Угощавшая меня соседка видела, что я не ем хлеба, и несколько раз подходила ко мне, показывая, чтобы я ела суп с хлебом. Потом, должно быть поняв, почему я не ем хлеб, она показала, что даст еще хлеба, который я могу понести домой. Я поверила соседке, съела все то, что она мне дала, а другой кусок хлеба понесла маме, радуясь тому, что имею возможность покормить её немножко.

Получая в клинике хорошее питание, я, естественно, вспоминала о матери и не сразу привыкла к такой простой мысли, что матери уже давно со мной нет и что я совершенно свободно могу есть все, что мне дают в клинике или в гостях у подруг или сотрудников нашей клиники. Но меня абсолютно это не радовало ибо мне гораздо приятнее было делиться с мамой, особенно чем-нибудь очень вкусным.

Я уже сказала о том, что в клинике ко мне все сотрудники относились так хорошо, так заботливо, что мне незачем было тосковать слишком долго. Теперь мне хочется написать о том, как я понимала отношение сотрудников и воспитанников ко мне и как я сама относилась к тем и другим.

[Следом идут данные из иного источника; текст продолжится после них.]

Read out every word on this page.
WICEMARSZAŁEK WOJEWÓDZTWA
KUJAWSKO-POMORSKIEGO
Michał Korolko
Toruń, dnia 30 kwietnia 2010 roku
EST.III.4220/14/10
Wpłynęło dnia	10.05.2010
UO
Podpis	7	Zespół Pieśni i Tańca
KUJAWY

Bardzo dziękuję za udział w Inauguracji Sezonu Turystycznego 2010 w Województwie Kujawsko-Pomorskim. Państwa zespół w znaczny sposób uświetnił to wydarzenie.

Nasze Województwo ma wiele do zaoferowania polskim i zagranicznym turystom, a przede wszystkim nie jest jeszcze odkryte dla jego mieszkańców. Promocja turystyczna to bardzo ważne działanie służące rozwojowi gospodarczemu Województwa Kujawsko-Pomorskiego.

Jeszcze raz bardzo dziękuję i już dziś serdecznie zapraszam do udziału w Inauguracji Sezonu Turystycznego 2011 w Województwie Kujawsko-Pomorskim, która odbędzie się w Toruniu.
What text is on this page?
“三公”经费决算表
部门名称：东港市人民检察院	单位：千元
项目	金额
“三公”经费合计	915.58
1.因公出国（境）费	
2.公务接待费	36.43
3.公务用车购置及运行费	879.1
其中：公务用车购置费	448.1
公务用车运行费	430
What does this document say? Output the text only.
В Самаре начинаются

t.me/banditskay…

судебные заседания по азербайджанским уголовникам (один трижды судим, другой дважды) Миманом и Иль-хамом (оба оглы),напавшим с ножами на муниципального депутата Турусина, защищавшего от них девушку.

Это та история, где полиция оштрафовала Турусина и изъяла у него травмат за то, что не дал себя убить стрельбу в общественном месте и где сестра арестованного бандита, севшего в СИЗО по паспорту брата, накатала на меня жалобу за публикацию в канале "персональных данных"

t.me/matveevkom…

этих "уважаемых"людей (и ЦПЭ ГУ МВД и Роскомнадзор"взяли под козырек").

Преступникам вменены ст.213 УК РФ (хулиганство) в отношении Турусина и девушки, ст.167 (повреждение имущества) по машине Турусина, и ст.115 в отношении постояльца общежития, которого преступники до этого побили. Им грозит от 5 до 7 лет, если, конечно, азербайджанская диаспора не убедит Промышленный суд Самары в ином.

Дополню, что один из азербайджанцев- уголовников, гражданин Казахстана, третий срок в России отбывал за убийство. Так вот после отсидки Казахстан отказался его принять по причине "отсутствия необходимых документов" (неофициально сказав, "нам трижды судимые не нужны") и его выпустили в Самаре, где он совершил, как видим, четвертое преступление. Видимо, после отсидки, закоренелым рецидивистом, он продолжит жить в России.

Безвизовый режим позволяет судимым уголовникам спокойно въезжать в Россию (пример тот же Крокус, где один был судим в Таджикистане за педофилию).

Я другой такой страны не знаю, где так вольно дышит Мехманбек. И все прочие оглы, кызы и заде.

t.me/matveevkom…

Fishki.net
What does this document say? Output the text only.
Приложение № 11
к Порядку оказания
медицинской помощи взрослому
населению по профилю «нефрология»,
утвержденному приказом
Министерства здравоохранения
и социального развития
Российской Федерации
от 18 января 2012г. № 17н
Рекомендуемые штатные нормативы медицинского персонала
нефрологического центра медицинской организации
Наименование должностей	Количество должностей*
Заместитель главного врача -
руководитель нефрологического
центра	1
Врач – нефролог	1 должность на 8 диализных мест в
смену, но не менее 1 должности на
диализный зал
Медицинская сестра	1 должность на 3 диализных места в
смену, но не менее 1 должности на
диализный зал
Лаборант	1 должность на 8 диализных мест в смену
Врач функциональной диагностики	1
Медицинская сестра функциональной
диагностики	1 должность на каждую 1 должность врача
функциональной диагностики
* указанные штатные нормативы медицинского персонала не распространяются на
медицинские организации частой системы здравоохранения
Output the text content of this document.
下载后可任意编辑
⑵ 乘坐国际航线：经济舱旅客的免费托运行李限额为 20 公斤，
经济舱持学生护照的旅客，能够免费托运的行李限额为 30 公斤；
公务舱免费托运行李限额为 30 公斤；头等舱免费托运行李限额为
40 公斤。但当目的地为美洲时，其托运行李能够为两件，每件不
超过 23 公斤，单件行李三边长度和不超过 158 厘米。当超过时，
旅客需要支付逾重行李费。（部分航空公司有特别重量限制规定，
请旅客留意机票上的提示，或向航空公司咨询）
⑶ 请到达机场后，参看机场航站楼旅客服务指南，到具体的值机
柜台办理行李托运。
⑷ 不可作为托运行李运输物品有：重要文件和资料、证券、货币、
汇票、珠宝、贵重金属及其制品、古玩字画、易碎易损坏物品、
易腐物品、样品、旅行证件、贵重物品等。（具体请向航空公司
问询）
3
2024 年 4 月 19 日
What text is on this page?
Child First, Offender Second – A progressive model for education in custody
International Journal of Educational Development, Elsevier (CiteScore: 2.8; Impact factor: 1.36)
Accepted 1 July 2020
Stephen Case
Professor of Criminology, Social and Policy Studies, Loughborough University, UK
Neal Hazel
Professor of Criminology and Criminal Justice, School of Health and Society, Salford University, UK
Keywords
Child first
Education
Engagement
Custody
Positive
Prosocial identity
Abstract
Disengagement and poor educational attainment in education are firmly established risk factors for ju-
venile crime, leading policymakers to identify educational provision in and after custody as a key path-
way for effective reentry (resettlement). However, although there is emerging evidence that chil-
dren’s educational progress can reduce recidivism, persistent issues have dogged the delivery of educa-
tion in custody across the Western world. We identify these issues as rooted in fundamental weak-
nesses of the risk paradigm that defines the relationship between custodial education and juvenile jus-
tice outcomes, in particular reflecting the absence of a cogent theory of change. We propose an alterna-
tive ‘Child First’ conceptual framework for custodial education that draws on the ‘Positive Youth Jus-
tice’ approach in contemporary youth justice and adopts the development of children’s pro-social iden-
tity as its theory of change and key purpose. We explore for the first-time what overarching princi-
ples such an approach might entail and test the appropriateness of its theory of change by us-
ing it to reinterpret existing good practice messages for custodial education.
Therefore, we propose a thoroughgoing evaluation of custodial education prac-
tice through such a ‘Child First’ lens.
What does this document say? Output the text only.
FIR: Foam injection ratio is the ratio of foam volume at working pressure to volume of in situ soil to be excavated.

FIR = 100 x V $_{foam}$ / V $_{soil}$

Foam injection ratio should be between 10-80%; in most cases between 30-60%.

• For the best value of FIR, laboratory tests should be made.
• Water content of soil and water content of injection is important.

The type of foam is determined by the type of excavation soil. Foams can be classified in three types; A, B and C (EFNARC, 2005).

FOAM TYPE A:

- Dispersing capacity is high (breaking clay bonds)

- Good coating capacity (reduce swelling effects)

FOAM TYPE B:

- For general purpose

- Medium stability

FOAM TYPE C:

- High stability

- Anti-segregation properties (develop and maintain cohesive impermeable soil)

Те хорошие бытовые и материальные условия, в которых я находилась в клинике, мне очень нравились, я только боялась, что меня могут опять куда-нибудь перевезти, где мне будет хуже. Не понимать того, что меня окружили заботой, хорошим человеческим отношением и бытовыми удобствами, я не могла: ведь все то я ощущала и чувствовала на каждом шагу и во всем. Одного я не могла понять некоторое время: зачем меня привезли в это хорошее место и что со мной будут делать здесь?

Удивляло меня и было непонятным еще и то обстоятельство, что нас, детей, было немного, а занимали мы несколько комнат. Правда, это было хорошо, ибо благодаря именно этому простору мы не мешали друг другу, не сталкивались друг с другом на каждом шагу, как это бывает в тесноте. У каждого воспитанника был свой отдельный и определенный угол с игрушками, отдельный столик и стул, где можно было также раскладывать игрушки или просто спокойно посидеть. Этого я тоже не понимала, ибо привыкла к тому, что у зрячих детей, с которыми я играла когда-то, таких отдельных уголков, отдельных столиков, отдельных игрушек не бывало. Мне иногда хотелось просто поозорничать: смешать все игрушки вместе, сдвинуть столики и стулья с их определенного места. Хотелось сделать беспорядок во всем этом строгом порядке и в тех случаях, когда я почему-либо сердилась на кого-нибудь из окружавших меня людей, сотрудников и ребят. Ведь не все они одинаково нравились мне. Интересно то, что, если я сердилась на ребят, мне не хотелось вносить беспорядок в их уголок или разбрасывать игрушки, но если я сердилась на кого-нибудь из воспитателей, то у меня бывало большое желание не послушаться их в чем-либо или научить других ребят чему-нибудь такому, что не разрешают делать старшие.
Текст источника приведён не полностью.